Don’t Let Your Mechanics Fire Your Drivers

Don’t Let Your Mechanics Fire Your Drivers

October 3, 2023


Don’t worry, I’m not picking on mechanics. I’m just using them as an example (sorry, mechanics).  The same thing applies to dispatchers, front desk staff, and anyone else your truck drivers might run into at your terminals. Any of these people could inadvertently cause one of your drivers to quit. Here’s how.

Your drivers spend long, lonely days on the road. When they finally get to spend some time at the terminal, they’re looking for friendly human contact. So, what happens when the only person they speak with is (for example) a mechanic… and the interaction is a bad one? The result is an unhappy driver who starts thinking about working elsewhere. In essence, your mechanic has just fired your driver.

So how can you prevent this from happening? It starts with a cultural shift on the way your company interacts with its truck drivers, and that starts at the top, with you.

What exactly do you need to do? Read on to find out.

Just one bad encounter can cost you a driver

In my last article, I spoke about the importance of recruiters knowing how to speak your company’s whole truth. Everyone in your company needs to do the same thing. This means every department needs to be aligned on one simple fact: everything you do depends on taking good care of your truck drivers at every touchpoint.

As we all know, truck driver retention is pretty critical. The ongoing shortage means your best drivers can easily find work at a rival carrier. You don’t want a staff member in a bad mood to be the reason a driver leaves.

Obviously, everyone has bad days (including drivers themselves). To drivers, though, every single interaction counts. If your dispatcher is abrupt with a driver, or the safety team acts bored and unhelpful, that might just be enough to convince a driver to look for work elsewhere.

Creating the holistic driver experience

Instead, you want to create what I like to call the “holistic driver experience”. Today’s truck drivers, especially the younger crop, are looking for more than just a regular route and a paycheck. They’re looking for a company that values them as a human being. Here’s how you make that happen.

Your people. Ultimately, creating a great experience for your drivers starts with your people. Is everyone in your company focused on providing top-notch support to your drivers? Or are they treating them like a task to be checked off the list?

When drivers return to the terminal, they’re tired and missing human connection. Everyone– from gate security to custodial staff – should make them feel welcome.

We’re not saying that drivers must be revered like kings. But a willingness to resolve an issue (and the tools to make it possible) makes a huge difference to a driver. More importantly, it can keep them from scrolling the job boards while they wait for their next load.

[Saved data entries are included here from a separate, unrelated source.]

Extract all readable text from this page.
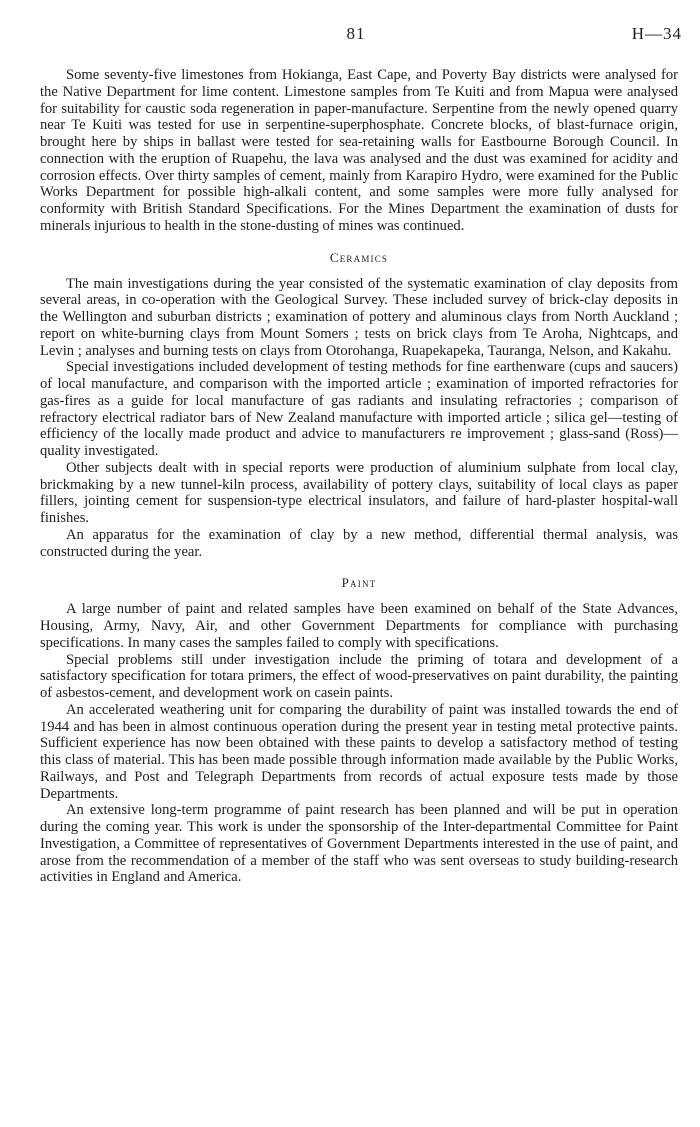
81	H—34

Some seventy-five limestones from Hokianga, East Cape, and Poverty Bay districts were analysed for the Native Department for lime content. Limestone samples from Te Kuiti and from Mapua were analysed for suitability for caustic soda regeneration in paper-manufacture. Serpentine from the newly opened quarry near Te Kuiti was tested for use in serpentine-superphosphate. Concrete blocks, of blast-furnace origin, brought here by ships in ballast were tested for sea-retaining walls for Eastbourne Borough Council. In connection with the eruption of Ruapehu, the lava was analysed and the dust was examined for acidity and corrosion effects. Over thirty samples of cement, mainly from Karapiro Hydro, were examined for the Public Works Department for possible high-alkali content, and some samples were more fully analysed for conformity with British Standard Specifications. For the Mines Department the examination of dusts for minerals injurious to health in the stone-dusting of mines was continued.

Ceramics

The main investigations during the year consisted of the systematic examination of clay deposits from several areas, in co-operation with the Geological Survey. These included survey of brick-clay deposits in the Wellington and suburban districts ; examination of pottery and aluminous clays from North Auckland ; report on white-burning clays from Mount Somers ; tests on brick clays from Te Aroha, Nightcaps, and Levin ; analyses and burning tests on clays from Otorohanga, Ruapekapeka, Tauranga, Nelson, and Kakahu.

Special investigations included development of testing methods for fine earthenware (cups and saucers) of local manufacture, and comparison with the imported article ; examination of imported refractories for gas-fires as a guide for local manufacture of gas radiants and insulating refractories ; comparison of refractory electrical radiator bars of New Zealand manufacture with imported article ; silica gel—testing of efficiency of the locally made product and advice to manufacturers re improvement ; glass-sand (Ross)—quality investigated.

Other subjects dealt with in special reports were production of aluminium sulphate from local clay, brickmaking by a new tunnel-kiln process, availability of pottery clays, suitability of local clays as paper fillers, jointing cement for suspension-type electrical insulators, and failure of hard-plaster hospital-wall finishes.

An apparatus for the examination of clay by a new method, differential thermal analysis, was constructed during the year.

Paint

A large number of paint and related samples have been examined on behalf of the State Advances, Housing, Army, Navy, Air, and other Government Departments for compliance with purchasing specifications. In many cases the samples failed to comply with specifications.

Special problems still under investigation include the priming of totara and development of a satisfactory specification for totara primers, the effect of wood-preservatives on paint durability, the painting of asbestos-cement, and development work on casein paints.

An accelerated weathering unit for comparing the durability of paint was installed towards the end of 1944 and has been in almost continuous operation during the present year in testing metal protective paints. Sufficient experience has now been obtained with these paints to develop a satisfactory method of testing this class of material. This has been made possible through information made available by the Public Works, Railways, and Post and Telegraph Departments from records of actual exposure tests made by those Departments.

An extensive long-term programme of paint research has been planned and will be put in operation during the coming year. This work is under the sponsorship of the Inter-departmental Committee for Paint Investigation, a Committee of representatives of Government Departments interested in the use of paint, and arose from the recommendation of a member of the staff who was sent overseas to study building-research activities in England and America.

Many companies have a designated driver relations officer. That’s a good thing, but I also like say that everyone in your company should be your driver relations officer. That mindset keeps everything moving along.

Your facilities. I still remember, from my driving days, companies that had luxurious facilities for sales reps and executives, while the drivers’ lounges were dingy rooms with broken chairs. It makes no sense to have subpar facilities for the people who are powering your entire company. Especially if your attrition rate is keeping you awake at night.

Here’s what a top-notch drivers’ lounge should have.

  • WiFi and data ports. Your drivers want to catch up on family and friends between shifts. They also want to be able to upload maintenance reports and other documents.
  • Great TVs and comfortable chairs. Drivers need to kick back and relax just like everyone else.
  • Laundry and shower facilities. Help your drivers be ready for their next trip. Give them a place to get themselves and their clothes clean.
  • Bright lighting and lots of windows. Your drivers’ lounge should be warm and welcoming. After all, it’s the first place your drivers see after days alone on the road.
  • Healthy snacks. Life on the road lends itself to unhealthy food choices. Offer your drivers healthy snack options when they get back.

Your trucks.  Obviously, your trucks are going to meet safety standards. Make sure, though, that you’re including perks that make your drivers’ jobs more enjoyable. These perks also make their time on the road more efficient.

  • Sirius XM/satellite radio. Your drivers are on the road all day, every day. Make sure they can listen to any music they like.
  • Data ports in the sleeper cab. Give your drivers space for a TV, laptop or tablet.
  • Lumbar support cushions/padding. This, quite literally, gives your drivers support they need.
  • A professional cleaning. Few things are more disheartening to a driver than to climb into their newly-assigned truck, and find it full of fast-food wrappers from whoever had it last.

Creating a positive experience for your drivers is critical to driver retention, and it starts with you. If you’re treating your drivers right, then no one will “fire” your drivers. Including the mechanics (sorry, mechanics).